Sperrfrist 10.04. Caritas verdient über 300 Mio. Euro
Michael Landau freut sich über den offenen Geldhahn genauso wie über offene Grenzen. (Bild: Landau/Wikimedia, SPÖ Presse und Kommunikation, CC BY-SA 2.0; Hintergrund/FS Media; Geldhahn/Fotolia, K.-U. Häßler, Bildkomposition "Wochenblick")

Ein Kommentar von Kornelia Kirchweger

Weibliche Verstärkung beim Wochenblick 1

Die Flüchtlingswelle von 2015/16 war für die kirchliche Caritas und NGOs wie Amnesty International in jeder Hinsicht ein Glückstreffer.

Als Vorkämpfer für die Menschenrechte positionierten sie sich täglich in den Schlagzeilen, Spenden und Gelder für Projekte flossen in Strömen und der Staat, sprich der Steuerzahler, muss der Caritas hunderte Millionen Euro für Betreuung und Unterbringung zahlen.

Bis zu 95 Euro Taggeld für unbegleitete minderjährige Flüchtlinge

2016 wurde jeder zweite (!) Asylwerber – insgesamt 44.461 Personen – von der Caritas betreut. 952 davon waren der Jackpot für Quartiergeber: Unbegleitete minderjährige Flüchtlinge (UMFs) mit bis zu 95 Euro Taggeld für die Unterbringung.
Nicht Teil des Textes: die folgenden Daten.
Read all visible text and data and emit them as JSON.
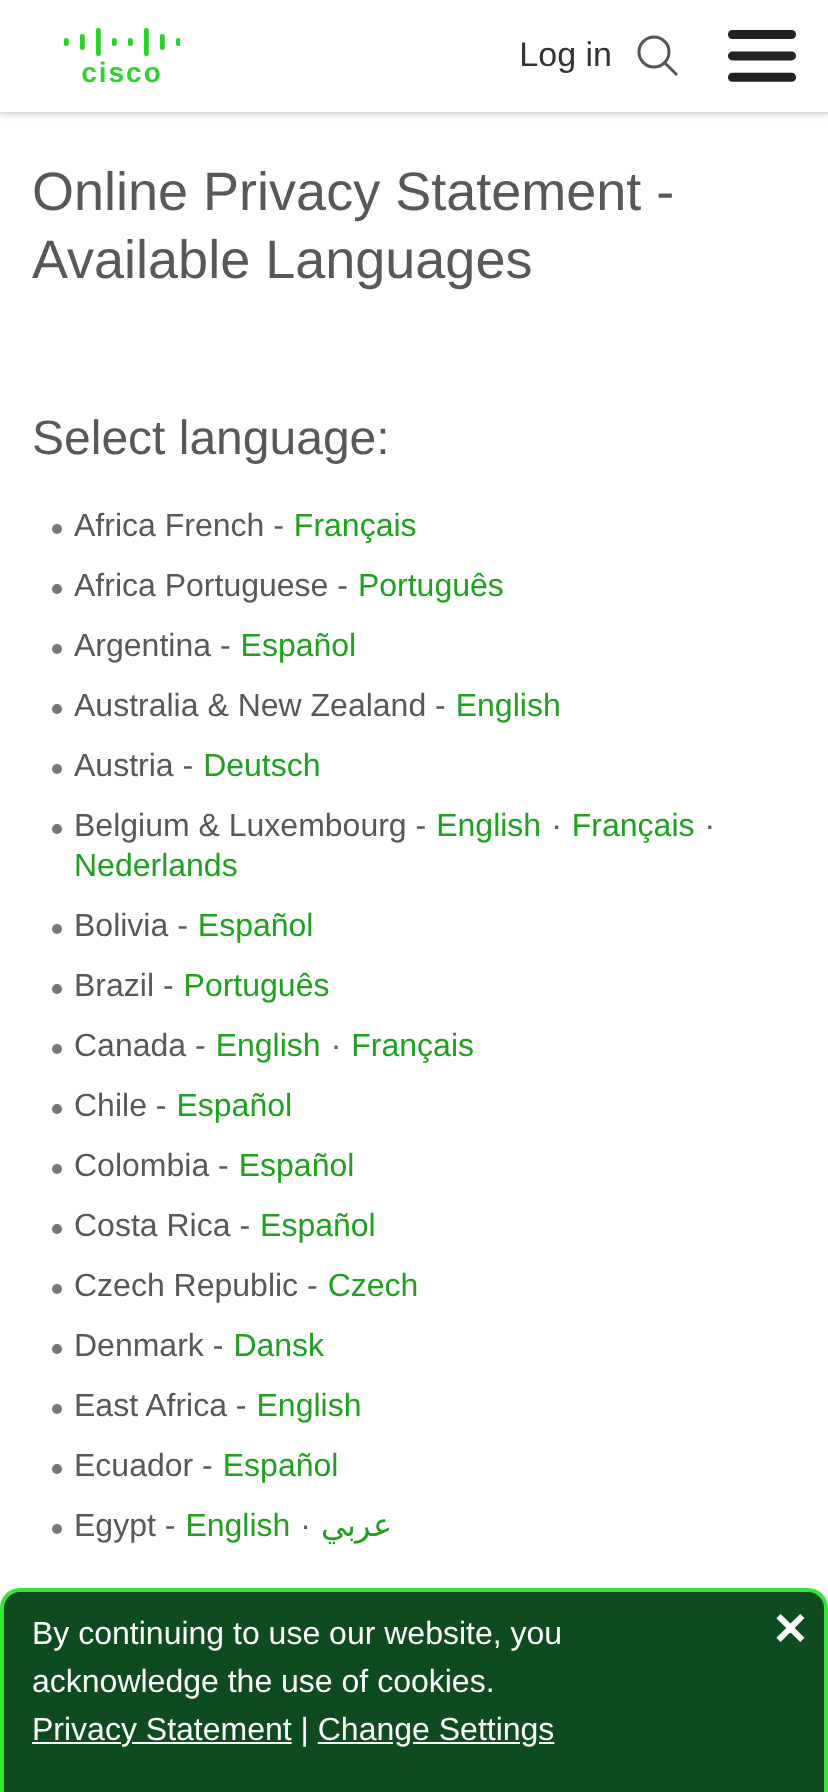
{
  "header": {
    "logo_text": "cisco",
    "login": "Log in"
  },
  "title": "Online Privacy Statement - Available Languages",
  "subtitle": "Select language:",
  "language_separator": "·",
  "countries": [
    {
      "name": "Africa French -",
      "languages": [
        "Français"
      ]
    },
    {
      "name": "Africa Portuguese -",
      "languages": [
        "Português"
      ]
    },
    {
      "name": "Argentina -",
      "languages": [
        "Español"
      ]
    },
    {
      "name": "Australia & New Zealand -",
      "languages": [
        "English"
      ]
    },
    {
      "name": "Austria -",
      "languages": [
        "Deutsch"
      ]
    },
    {
      "name": "Belgium & Luxembourg -",
      "languages": [
        "English",
        "Français",
        "Nederlands"
      ]
    },
    {
      "name": "Bolivia -",
      "languages": [
        "Español"
      ]
    },
    {
      "name": "Brazil -",
      "languages": [
        "Português"
      ]
    },
    {
      "name": "Canada -",
      "languages": [
        "English",
        "Français"
      ]
    },
    {
      "name": "Chile -",
      "languages": [
        "Español"
      ]
    },
    {
      "name": "Colombia -",
      "languages": [
        "Español"
      ]
    },
    {
      "name": "Costa Rica -",
      "languages": [
        "Español"
      ]
    },
    {
      "name": "Czech Republic -",
      "languages": [
        "Czech"
      ]
    },
    {
      "name": "Denmark -",
      "languages": [
        "Dansk"
      ]
    },
    {
      "name": "East Africa -",
      "languages": [
        "English"
      ]
    },
    {
      "name": "Ecuador -",
      "languages": [
        "Español"
      ]
    },
    {
      "name": "Egypt -",
      "languages": [
        "English",
        "عربي"
      ]
    }
  ],
  "cookie_banner": {
    "text": "By continuing to use our website, you acknowledge the use of cookies.",
    "links": [
      "Privacy Statement",
      "Change Settings"
    ],
    "link_separator": "|",
    "close": "✕"
  }
}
Aufs Jahr – zu den damals gültigen Tagsätzen gerechnet – erhielt die Caritas somit über 332,4 Millionen Euro, insbesondere für Unterbringung. Nur wenig davon ging als Essensgeld an die Asylwerber weiter.

Wie gut meint es Amnesty International mit Migranten wirklich?

Das Budget von Amnesty International Österreich ist dagegen zwar fast mickrig: Die Hälfte der Ausgaben von 2015 entfielen aber allein auf (Spenden-)Werbung und Verwaltung. Wie gut es AI mit Migranten meint, die bekanntlich vor allem unser Sozialsystem schätzen, zeigen jüngste Aussagen: Das neue Fremdenrechtspaket sei „populistisch“, das Verschleierungsverbot verstoße gegen die Meinungs- und Religionsfreiheit, Migranten sollten humanitäre oder Studien-Visa bekommen und es sollten regelmäßig besonders „schutzbedürftige“ Menschen bei uns angesiedelt werden.